I made a delicious margarita for dinner Saturday night from watermelon juice, blueberries, lime, and mint. I still don't have any tequila in the house (sadly discovered on Cinco de Mayo), soI brought the fruit juice in a covered jar to add the tequila on site. My friend sent me home with the leftovers, so I filled a pint glass with ice and filled it with juice from the jar in the refrigerator then settled down to read email.
About 15 minutes later I had an overwhelming urge to take a nap. As I was laying on the couch with remote in hand its occurred to me that we had added the tequila to the jar last night, so I had just hastily finished a 16oz margarita! I closed my eyes and didn't open them again until I heard my phone ping from the island. Hans and Max were back on the grid—cold, wet, but full of stories and happy to have spotted a pair of moose on their journey. A few hours later they were safely home, and the familiar drone of Major League Baseball and trombone etudes hummed through the house.

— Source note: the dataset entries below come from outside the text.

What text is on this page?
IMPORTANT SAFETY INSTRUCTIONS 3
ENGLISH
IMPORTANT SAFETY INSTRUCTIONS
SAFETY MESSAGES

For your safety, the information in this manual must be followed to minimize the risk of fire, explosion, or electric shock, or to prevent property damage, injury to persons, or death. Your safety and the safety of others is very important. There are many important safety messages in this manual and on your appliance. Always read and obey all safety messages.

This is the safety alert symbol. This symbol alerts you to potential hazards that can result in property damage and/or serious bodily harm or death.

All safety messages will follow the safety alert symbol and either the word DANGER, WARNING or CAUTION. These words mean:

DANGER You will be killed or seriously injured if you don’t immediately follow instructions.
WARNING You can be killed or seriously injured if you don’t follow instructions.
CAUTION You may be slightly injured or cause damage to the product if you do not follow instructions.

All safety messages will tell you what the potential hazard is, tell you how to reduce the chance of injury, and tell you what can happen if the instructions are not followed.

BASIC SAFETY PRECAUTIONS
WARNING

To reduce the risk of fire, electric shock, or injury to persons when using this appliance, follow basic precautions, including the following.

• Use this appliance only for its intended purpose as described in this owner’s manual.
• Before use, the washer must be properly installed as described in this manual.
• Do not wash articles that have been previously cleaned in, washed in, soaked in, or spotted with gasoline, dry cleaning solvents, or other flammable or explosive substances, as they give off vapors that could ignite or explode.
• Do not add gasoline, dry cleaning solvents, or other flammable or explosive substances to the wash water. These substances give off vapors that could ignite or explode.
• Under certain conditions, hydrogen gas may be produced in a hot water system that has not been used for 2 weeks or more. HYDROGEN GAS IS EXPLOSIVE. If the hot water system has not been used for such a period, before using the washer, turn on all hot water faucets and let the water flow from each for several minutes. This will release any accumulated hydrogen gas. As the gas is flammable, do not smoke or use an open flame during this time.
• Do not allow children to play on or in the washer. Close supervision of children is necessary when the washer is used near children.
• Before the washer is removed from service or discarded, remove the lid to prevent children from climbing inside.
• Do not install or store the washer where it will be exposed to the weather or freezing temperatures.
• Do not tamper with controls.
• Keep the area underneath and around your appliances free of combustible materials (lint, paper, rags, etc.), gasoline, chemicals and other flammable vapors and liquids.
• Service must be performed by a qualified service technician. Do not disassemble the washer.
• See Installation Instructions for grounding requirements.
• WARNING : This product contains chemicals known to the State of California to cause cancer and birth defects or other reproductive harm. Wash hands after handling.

At the end of the weekend, I had only a handful of check marks on my TO DO list. I was a little disappointed, mostly knowing that I was going to have to mow the lawn on Monday. Maybe you were a little disappointed, too. This story had a lot of potential on Friday afternoon, but by Sunday it was pretty clear that this weekend was about as average as they come. And while I was excited to have some private time to take an afternoon nap, watch more movies than I should, and eat breakfast for dinner, none of it was as satisfying as sitting with the boys on the couch and listening to their tales of wilderness in the North Maine Woods. Overall my story is pretty boring, my life uneventful, and safe...and truly wonderful. Check.